Dégraissez les mammouths !
Tous les grands transporteurs américains y sont passés, certains même plusieurs fois. C’est en fait le seul moyen qu’ils aient trouvé pour se séparer de leur personnel en surplus, accumulé au fil des années, car dans ces circonstances, les syndicats ne peuvent pas s’opposer aux décisions entérinées par un juge. Par contre, cette situation est très humiliante. Cela signifie que les directions de ces compagnies sont incapables de faire elles-mêmes leur ménage et qu’elles ont laissé s’accumuler des coûts devenus insupportables à traîner en face de concurrents dont les structures sont plus légères. Quelle revanche pour les « low costs » si longtemps méprisés par les transporteurs historiques ! Ils ont fait mettre genou en terre à tous les grands, sans pour autant copier leurs défauts. Tout au moins pour l’instant.
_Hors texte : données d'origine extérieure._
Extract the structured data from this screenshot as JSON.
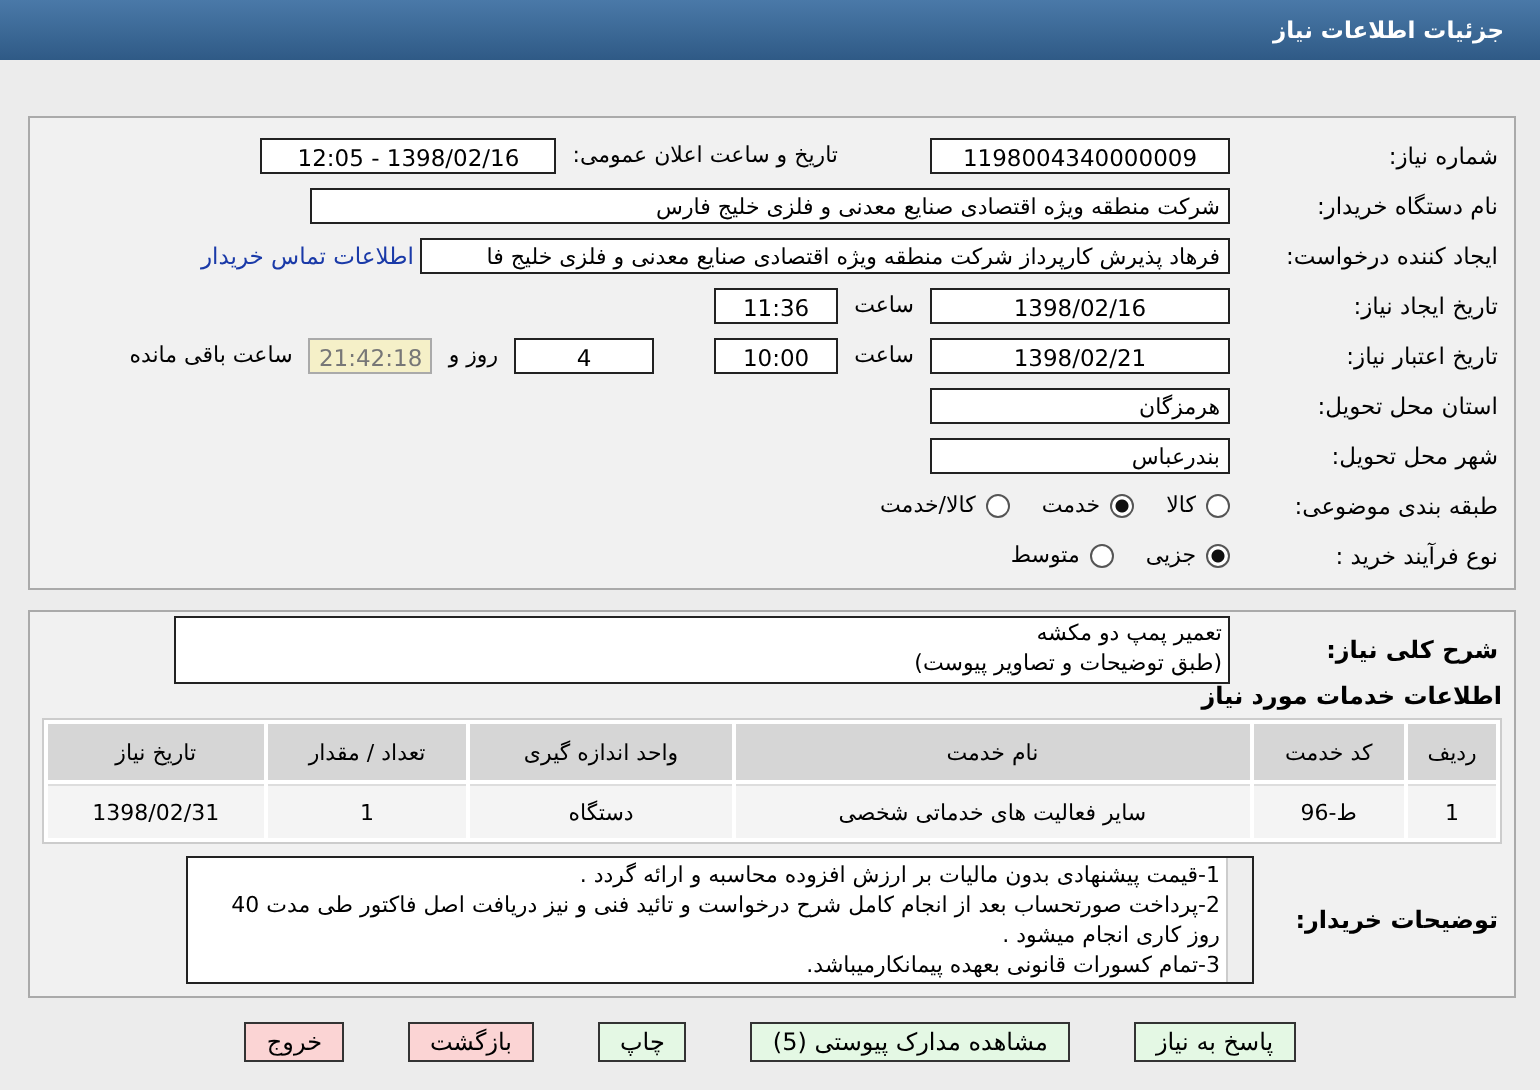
{
  "header": {
    "title": "جزئیات اطلاعات نیاز"
  },
  "need_number": {
    "label": "شماره نیاز:",
    "value": "1198004340000009"
  },
  "announce": {
    "label": "تاریخ و ساعت اعلان عمومی:",
    "value": "1398/02/16 - 12:05"
  },
  "buyer": {
    "label": "نام دستگاه خریدار:",
    "value": "شرکت منطقه ویژه اقتصادی صنایع معدنی و فلزی خلیج فارس"
  },
  "creator": {
    "label": "ایجاد کننده درخواست:",
    "value": "فرهاد پذیرش  کارپرداز شرکت منطقه ویژه اقتصادی صنایع معدنی و فلزی خلیج فا",
    "link": "اطلاعات تماس خریدار"
  },
  "created": {
    "label": "تاریخ ایجاد نیاز:",
    "date": "1398/02/16",
    "time_label": "ساعت",
    "time": "11:36"
  },
  "validity": {
    "label": "تاریخ اعتبار نیاز:",
    "date": "1398/02/21",
    "time_label": "ساعت",
    "time": "10:00",
    "days": "4",
    "days_label": "روز و",
    "remaining": "21:42:18",
    "remaining_label": "ساعت باقی مانده"
  },
  "province": {
    "label": "استان محل تحویل:",
    "value": "هرمزگان"
  },
  "city": {
    "label": "شهر محل تحویل:",
    "value": "بندرعباس"
  },
  "category": {
    "label": "طبقه بندی موضوعی:",
    "options": [
      {
        "label": "کالا",
        "selected": false
      },
      {
        "label": "خدمت",
        "selected": true
      },
      {
        "label": "کالا/خدمت",
        "selected": false
      }
    ]
  },
  "process": {
    "label": "نوع فرآیند خرید :",
    "options": [
      {
        "label": "جزیی",
        "selected": true
      },
      {
        "label": "متوسط",
        "selected": false
      }
    ]
  },
  "summary": {
    "label": "شرح کلی نیاز:",
    "lines": [
      "تعمیر پمپ دو مکشه",
      "(طبق توضیحات و تصاویر پیوست)"
    ]
  },
  "services": {
    "title": "اطلاعات خدمات مورد نیاز",
    "columns": [
      "ردیف",
      "کد خدمت",
      "نام خدمت",
      "واحد اندازه گیری",
      "تعداد / مقدار",
      "تاریخ نیاز"
    ],
    "rows": [
      [
        "1",
        "ط-96",
        "سایر فعالیت های خدماتی شخصی",
        "دستگاه",
        "1",
        "1398/02/31"
      ]
    ]
  },
  "notes": {
    "label": "توضیحات خریدار:",
    "lines": [
      "1-قیمت پیشنهادی بدون مالیات بر ارزش افزوده محاسبه و ارائه گردد .",
      "2-پرداخت صورتحساب بعد از انجام  کامل شرح درخواست  و تائید فنی و نیز دریافت اصل فاکتور طی مدت 40 روز کاری انجام میشود .",
      "3-تمام کسورات قانونی بعهده پیمانکارمیباشد."
    ]
  },
  "buttons": [
    {
      "label": "پاسخ به نیاز",
      "kind": "primary"
    },
    {
      "label": "مشاهده مدارک پیوستی (5)",
      "kind": "primary"
    },
    {
      "label": "چاپ",
      "kind": "primary"
    },
    {
      "label": "بازگشت",
      "kind": "danger"
    },
    {
      "label": "خروج",
      "kind": "danger"
    }
  ]
}
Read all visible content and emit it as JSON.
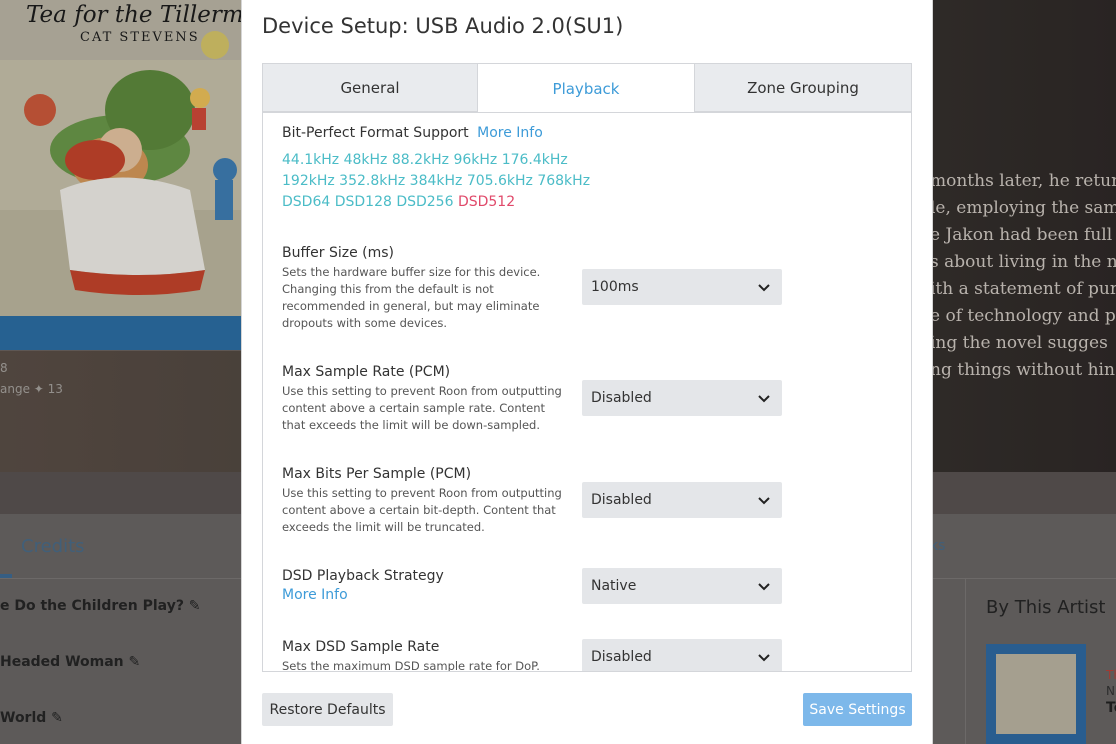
{
  "background": {
    "album_title": "Tea for the Tillerman",
    "album_artist": "CAT STEVENS",
    "partial_number": "8",
    "partial_change": "ange ✦ 13",
    "prose_lines": [
      "months later, he retur",
      "le, employing the sam",
      "e Jakon had been full",
      "s about living in the n",
      "ith a statement of pur",
      "e of technology and pr",
      "ing the novel sugges",
      "ng things without hin"
    ],
    "credits_tab": "Credits",
    "links_tab": "ks",
    "tracks": [
      "e Do the Children Play? ✎",
      "Headed Woman ✎",
      "World ✎"
    ],
    "by_this_artist": "By This Artist",
    "side_text": [
      "Th",
      "N",
      "Te"
    ]
  },
  "modal": {
    "title": "Device Setup: USB Audio 2.0(SU1)",
    "tabs": [
      {
        "label": "General",
        "active": false
      },
      {
        "label": "Playback",
        "active": true
      },
      {
        "label": "Zone Grouping",
        "active": false
      }
    ],
    "bitperfect": {
      "label": "Bit-Perfect Format Support",
      "more_info": "More Info",
      "rates_line1": "44.1kHz 48kHz 88.2kHz 96kHz 176.4kHz",
      "rates_line2": "192kHz 352.8kHz 384kHz 705.6kHz 768kHz",
      "rates_line3": "DSD64 DSD128 DSD256",
      "rates_unsupported": "DSD512",
      "supported_color": "#4bbcc7",
      "unsupported_color": "#e0496a"
    },
    "settings": {
      "buffer": {
        "label": "Buffer Size (ms)",
        "desc": "Sets the hardware buffer size for this device. Changing this from the default is not recommended in general, but may eliminate dropouts with some devices.",
        "value": "100ms"
      },
      "max_sample_rate": {
        "label": "Max Sample Rate (PCM)",
        "desc": "Use this setting to prevent Roon from outputting content above a certain sample rate. Content that exceeds the limit will be down-sampled.",
        "value": "Disabled"
      },
      "max_bits": {
        "label": "Max Bits Per Sample (PCM)",
        "desc": "Use this setting to prevent Roon from outputting content above a certain bit-depth. Content that exceeds the limit will be truncated.",
        "value": "Disabled"
      },
      "dsd_strategy": {
        "label": "DSD Playback Strategy",
        "link": "More Info",
        "value": "Native"
      },
      "max_dsd_rate": {
        "label": "Max DSD Sample Rate",
        "desc": "Sets the maximum DSD sample rate for DoP.",
        "value": "Disabled"
      }
    },
    "buttons": {
      "restore": "Restore Defaults",
      "save": "Save Settings"
    }
  }
}
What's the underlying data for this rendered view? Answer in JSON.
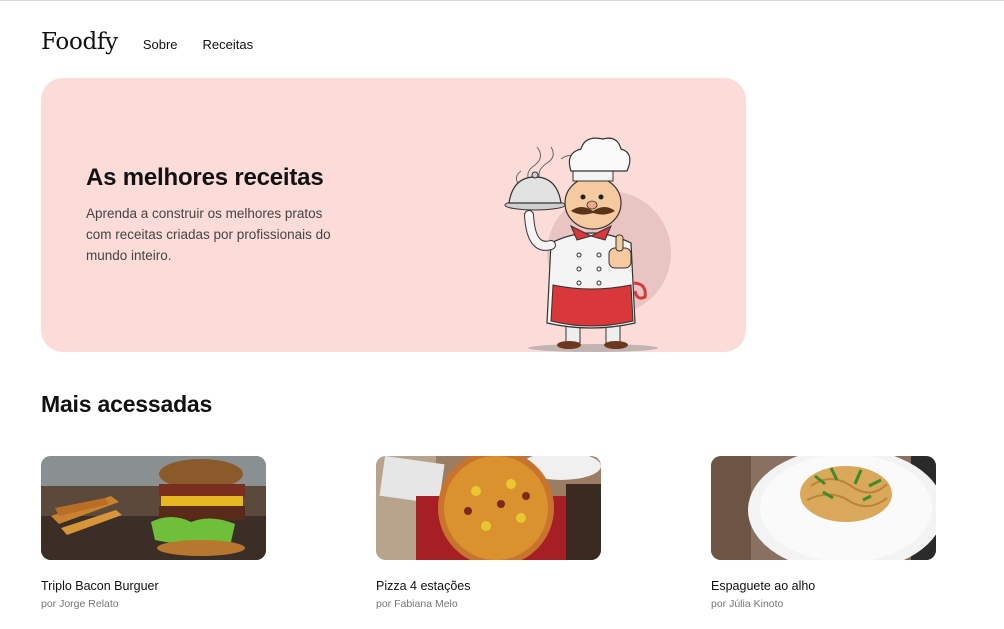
{
  "header": {
    "logo": "Foodfy",
    "nav": [
      {
        "label": "Sobre"
      },
      {
        "label": "Receitas"
      }
    ]
  },
  "hero": {
    "title": "As melhores receitas",
    "description": "Aprenda a construir os melhores pratos com receitas criadas por profissionais do mundo inteiro.",
    "illustration": "chef-illustration",
    "background": "#fcdcd9"
  },
  "section": {
    "title": "Mais acessadas"
  },
  "recipes": [
    {
      "title": "Triplo Bacon Burguer",
      "author": "por Jorge Relato",
      "image": "burger-photo"
    },
    {
      "title": "Pizza 4 estações",
      "author": "por Fabiana Melo",
      "image": "pizza-photo"
    },
    {
      "title": "Espaguete ao alho",
      "author": "por Júlia Kinoto",
      "image": "spaghetti-photo"
    }
  ]
}
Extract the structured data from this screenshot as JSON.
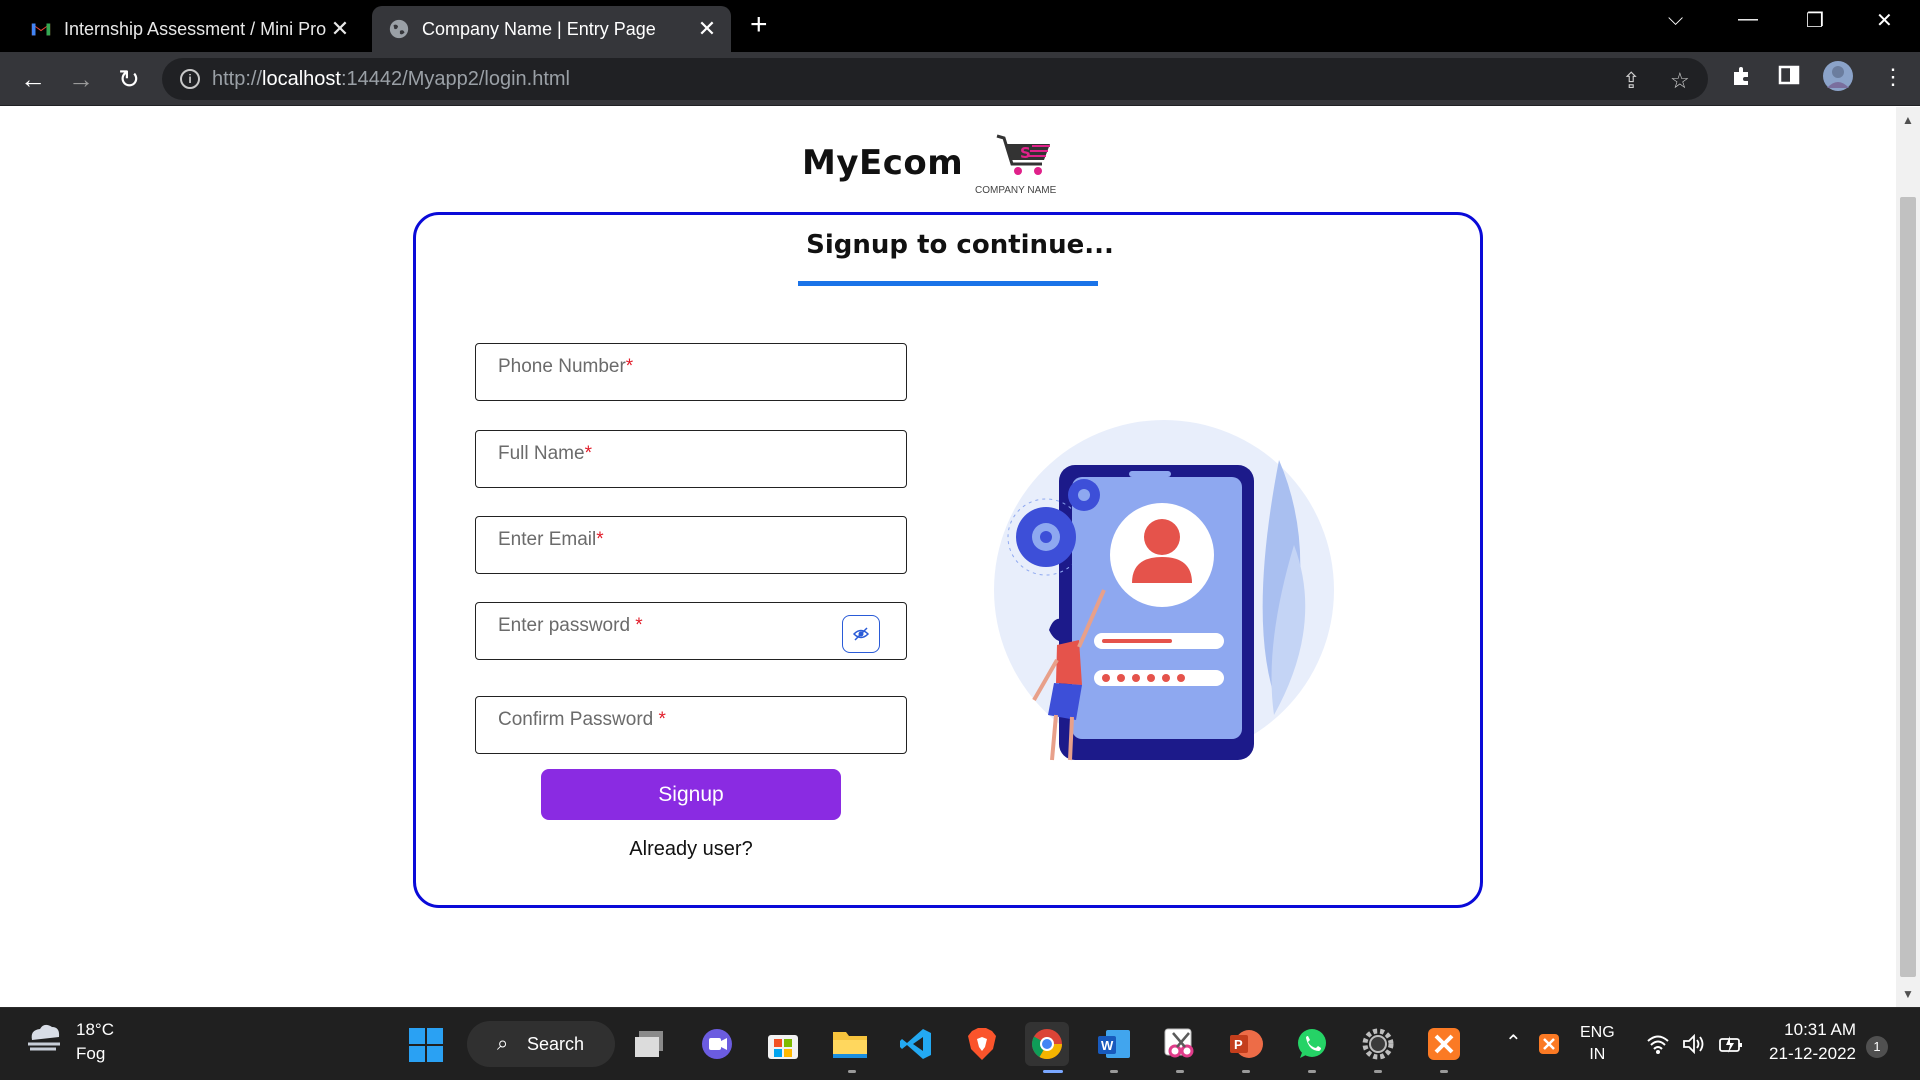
{
  "browser": {
    "tabs": [
      {
        "title": "Internship Assessment / Mini Pro",
        "close": "✕"
      },
      {
        "title": "Company Name | Entry Page",
        "close": "✕"
      }
    ],
    "new_tab": "+",
    "url_prefix": "http://",
    "url_host": "localhost",
    "url_rest": ":14442/Myapp2/login.html"
  },
  "page": {
    "brand": "MyEcom",
    "logo_caption": "COMPANY NAME",
    "title": "Signup to continue...",
    "fields": [
      {
        "placeholder": "Phone Number",
        "required": "*"
      },
      {
        "placeholder": "Full Name",
        "required": "*"
      },
      {
        "placeholder": "Enter Email",
        "required": "*"
      },
      {
        "placeholder": "Enter password ",
        "required": "*"
      },
      {
        "placeholder": "Confirm Password ",
        "required": "*"
      }
    ],
    "signup_label": "Signup",
    "already_user": "Already user?",
    "accent_color": "#8a2be2",
    "border_color": "#0a0ad8"
  },
  "taskbar": {
    "weather_temp": "18°C",
    "weather_cond": "Fog",
    "search_label": "Search",
    "lang_top": "ENG",
    "lang_bottom": "IN",
    "time": "10:31 AM",
    "date": "21-12-2022",
    "notifications": "1",
    "apps": [
      "start-icon",
      "task-view-icon",
      "teams-icon",
      "store-icon",
      "explorer-icon",
      "vscode-icon",
      "brave-icon",
      "chrome-icon",
      "word-icon",
      "snipping-icon",
      "powerpoint-icon",
      "whatsapp-icon",
      "settings-icon",
      "xampp-icon"
    ]
  }
}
Pour avoir très souvent été amené à traiter avec ces compagnies, j’ai acquis une assez bonne expérience de leurs méthodes de travail qui finalement, se résumaient, vis-à-vis de leurs sous-traitants de façon très simple : « take it or leave it ! ». Pendant des années, ces compagnies ont cherché les économies sur leurs fournisseurs, tout cela afin d’éviter à faire le travail à l’intérieur de leurs maisons. Tous ces grands groupes se sont étonnés que leurs sous-traitants se portent parfois mieux qu’eux. Leur analyse était que ces fournisseurs de service se gobergeaient à leurs dépens alors qu’ils étaient tout simplement mieux gérés qu’eux.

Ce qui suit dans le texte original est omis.